There is just as much propriety in depopulating our rivers, in destroying the fish in our rivers, as in destroying the buffalo in order to induce the Indian to become civilized. We may as well not only destroy the buffalo, but the fish in the rivers, the birds in the air; we may as well destroy the squirrels, lizards, prairie-dogs, and everything else upon which the Indian feeds. The argument, Mr. Speaker, is a disgrace to anybody who makes it" (Rep Eldredge Wisconsin C.R. 2107).
As well might you burn all the grass in the Indian country and around it, kill every bird, dig up every root, destroy every animal, and take away from the Indian the means of living, and in that way you will, perhaps, be able to get them under your control, and be able to board them at the Fifth Avenue Hotel and civilize them to you satisfaction...Sir, I object to the inhumanity of gentlemen who wish to wipe out the buffalo in order to get the Indians upon reservations (Rep Hawley, of CT C.R. 2107).

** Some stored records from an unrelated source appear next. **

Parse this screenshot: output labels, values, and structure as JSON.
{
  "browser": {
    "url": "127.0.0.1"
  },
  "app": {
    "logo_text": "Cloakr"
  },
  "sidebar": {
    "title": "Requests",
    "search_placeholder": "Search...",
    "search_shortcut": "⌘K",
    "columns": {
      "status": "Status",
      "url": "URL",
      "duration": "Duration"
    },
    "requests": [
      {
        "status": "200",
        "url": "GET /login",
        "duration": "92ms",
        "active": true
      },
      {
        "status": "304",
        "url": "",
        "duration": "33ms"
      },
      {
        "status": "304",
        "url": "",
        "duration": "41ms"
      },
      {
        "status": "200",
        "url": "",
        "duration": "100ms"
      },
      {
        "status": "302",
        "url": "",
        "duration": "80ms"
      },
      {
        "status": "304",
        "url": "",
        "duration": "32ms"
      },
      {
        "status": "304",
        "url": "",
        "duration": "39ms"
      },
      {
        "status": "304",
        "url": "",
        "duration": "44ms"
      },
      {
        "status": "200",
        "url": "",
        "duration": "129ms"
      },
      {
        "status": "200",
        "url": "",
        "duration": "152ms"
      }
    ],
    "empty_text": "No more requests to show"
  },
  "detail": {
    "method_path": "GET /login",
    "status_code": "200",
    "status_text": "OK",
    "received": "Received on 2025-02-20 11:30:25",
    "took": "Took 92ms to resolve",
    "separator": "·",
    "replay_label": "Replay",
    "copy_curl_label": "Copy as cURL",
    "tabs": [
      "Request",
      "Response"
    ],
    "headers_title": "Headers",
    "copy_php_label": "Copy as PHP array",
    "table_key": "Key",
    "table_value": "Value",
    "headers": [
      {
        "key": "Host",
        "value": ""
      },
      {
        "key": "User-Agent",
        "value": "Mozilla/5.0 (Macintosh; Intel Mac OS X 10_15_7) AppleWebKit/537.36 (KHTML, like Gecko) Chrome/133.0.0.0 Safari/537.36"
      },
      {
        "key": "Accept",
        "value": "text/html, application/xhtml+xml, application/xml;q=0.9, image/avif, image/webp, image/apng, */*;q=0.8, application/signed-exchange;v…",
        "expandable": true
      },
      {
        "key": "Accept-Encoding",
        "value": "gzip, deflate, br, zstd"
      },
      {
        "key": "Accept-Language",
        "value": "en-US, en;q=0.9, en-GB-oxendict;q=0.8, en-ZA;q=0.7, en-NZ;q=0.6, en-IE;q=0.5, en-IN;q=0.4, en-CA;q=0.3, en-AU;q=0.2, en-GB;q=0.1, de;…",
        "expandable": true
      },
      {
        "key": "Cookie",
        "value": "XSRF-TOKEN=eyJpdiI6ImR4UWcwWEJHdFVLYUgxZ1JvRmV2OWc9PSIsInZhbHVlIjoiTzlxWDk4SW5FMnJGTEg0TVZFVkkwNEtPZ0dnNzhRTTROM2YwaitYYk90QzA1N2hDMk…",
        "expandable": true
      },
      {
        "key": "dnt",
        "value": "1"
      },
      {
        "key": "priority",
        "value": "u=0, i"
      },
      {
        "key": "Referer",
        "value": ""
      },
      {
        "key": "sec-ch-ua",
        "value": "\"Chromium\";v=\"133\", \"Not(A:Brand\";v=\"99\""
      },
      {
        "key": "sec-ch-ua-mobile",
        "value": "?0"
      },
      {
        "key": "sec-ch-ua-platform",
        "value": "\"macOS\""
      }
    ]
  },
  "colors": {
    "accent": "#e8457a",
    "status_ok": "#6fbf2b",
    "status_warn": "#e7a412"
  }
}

It will not do in this age of civilization and Christianity to attempt to exterminate the Indians by starving them to death (Rep Lowe, Kansas C.R. 2108).
I do not believe that it is necessary to preserve them in order to support and maintain and civilize the Indians. I believe that so long as these buffaloes exist it will have just the opposite effect, so long as you pursue the present Indian policy (Parker of Missouri C.R. 2108).